The SpiroNose technology has now been commercialised by a former PhD student of the lab.

The cost of running the technology is cheap (just the price of a new mouthpiece each time), but it is expensive overall if you don’t use the machine a lot, says Professor Maitland-Van Der Zee.

Professor Maitland-Van Der Zee doesn’t have any financial ties to Breathomix, the company building the SpiroNose, but she has received some funding from GlaxoSmithKline, AstraZeneca and Boehringer Ingelheim in the past (this funding was not tied to her eNose research, however).

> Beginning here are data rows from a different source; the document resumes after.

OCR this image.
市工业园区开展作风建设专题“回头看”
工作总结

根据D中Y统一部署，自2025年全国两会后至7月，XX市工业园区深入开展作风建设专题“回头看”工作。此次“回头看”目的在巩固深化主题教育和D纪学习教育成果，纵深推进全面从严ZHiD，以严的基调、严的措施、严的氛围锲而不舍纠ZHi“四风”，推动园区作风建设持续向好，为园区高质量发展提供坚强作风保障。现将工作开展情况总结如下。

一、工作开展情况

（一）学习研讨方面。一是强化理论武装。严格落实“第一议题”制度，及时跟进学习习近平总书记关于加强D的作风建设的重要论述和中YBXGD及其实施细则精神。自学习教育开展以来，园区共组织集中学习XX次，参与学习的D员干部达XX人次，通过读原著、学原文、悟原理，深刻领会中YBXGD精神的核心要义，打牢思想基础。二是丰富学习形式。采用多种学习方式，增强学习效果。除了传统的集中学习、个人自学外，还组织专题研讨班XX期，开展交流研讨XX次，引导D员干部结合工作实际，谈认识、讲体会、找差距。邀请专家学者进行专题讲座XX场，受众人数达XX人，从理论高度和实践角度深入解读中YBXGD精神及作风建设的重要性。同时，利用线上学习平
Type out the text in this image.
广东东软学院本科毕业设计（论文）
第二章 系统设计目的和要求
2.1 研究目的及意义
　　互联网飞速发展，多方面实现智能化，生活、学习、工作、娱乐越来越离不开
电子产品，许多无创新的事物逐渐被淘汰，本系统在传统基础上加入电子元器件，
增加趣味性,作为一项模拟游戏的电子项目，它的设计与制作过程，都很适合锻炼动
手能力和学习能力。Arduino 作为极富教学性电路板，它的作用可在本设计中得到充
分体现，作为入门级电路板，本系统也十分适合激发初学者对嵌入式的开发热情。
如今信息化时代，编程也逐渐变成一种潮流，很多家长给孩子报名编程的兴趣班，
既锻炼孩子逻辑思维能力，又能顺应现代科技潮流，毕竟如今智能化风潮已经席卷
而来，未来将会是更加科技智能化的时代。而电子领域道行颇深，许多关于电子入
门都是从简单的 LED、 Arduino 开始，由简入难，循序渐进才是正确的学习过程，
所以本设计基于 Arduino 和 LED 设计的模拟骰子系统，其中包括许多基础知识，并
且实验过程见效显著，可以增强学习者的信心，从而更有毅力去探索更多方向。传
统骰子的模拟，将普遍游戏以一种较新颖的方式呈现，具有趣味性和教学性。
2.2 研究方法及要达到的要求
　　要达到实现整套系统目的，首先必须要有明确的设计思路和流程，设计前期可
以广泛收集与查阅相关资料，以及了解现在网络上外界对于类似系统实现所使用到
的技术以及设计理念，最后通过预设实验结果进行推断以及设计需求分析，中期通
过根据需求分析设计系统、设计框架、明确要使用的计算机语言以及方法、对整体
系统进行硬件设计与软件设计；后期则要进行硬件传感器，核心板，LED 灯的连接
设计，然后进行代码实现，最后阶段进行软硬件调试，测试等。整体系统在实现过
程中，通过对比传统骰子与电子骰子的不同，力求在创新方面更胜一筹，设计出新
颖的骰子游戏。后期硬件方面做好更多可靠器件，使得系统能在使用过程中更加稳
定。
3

But what do clinicians make of breathomics? Will this technology ever make it into practice?

“I think it has promise but it’s certainly not ready for prime time yet,” says Professor Guy Marks, a respiratory physician and the lead researcher at the Woolcock Institute of Medical Research in Sydney.

“This is just another example of the -omics type approach: genomics, proteomics, metabolomics and now they are calling this breathomics,” he says.

Traditionally, diagnostic tests have exploited knowledge about disease mechanisms.

This new field of “-omics” research is less fussed about mechanisms and is more interested in predicting an outcome based on pattern recognition, says Professor Marks.

“And, in this case, it’s saying, ‘Exhaled breath tells us about the airways and the lungs and is it possible to deduce information by analysis of the fingerprint or the characteristics of the exhaled breath that can be informative for clinical purposes’.

“And it looks like, on the basis of quite a lot of early work, that the answer is: yes, it can be informative for the diagnosis of a whole lot of diseases.

“But it needs to go beyond what has been shown so far. Ultimately, to be useful in clinical practice, it needs to be shown that decisions that are based on the outcome of this test are safe and effective in improving patient outcomes.

“And then it needs to be shown that it can be implemented feasibly in a variety of clinical practice settings and that in implementing it in that setting is more beneficial and cost-beneficial than alternatives.

“So, just saying that it predicts some other test result is one step along the way to developing these tools, but it is not the end of the process.”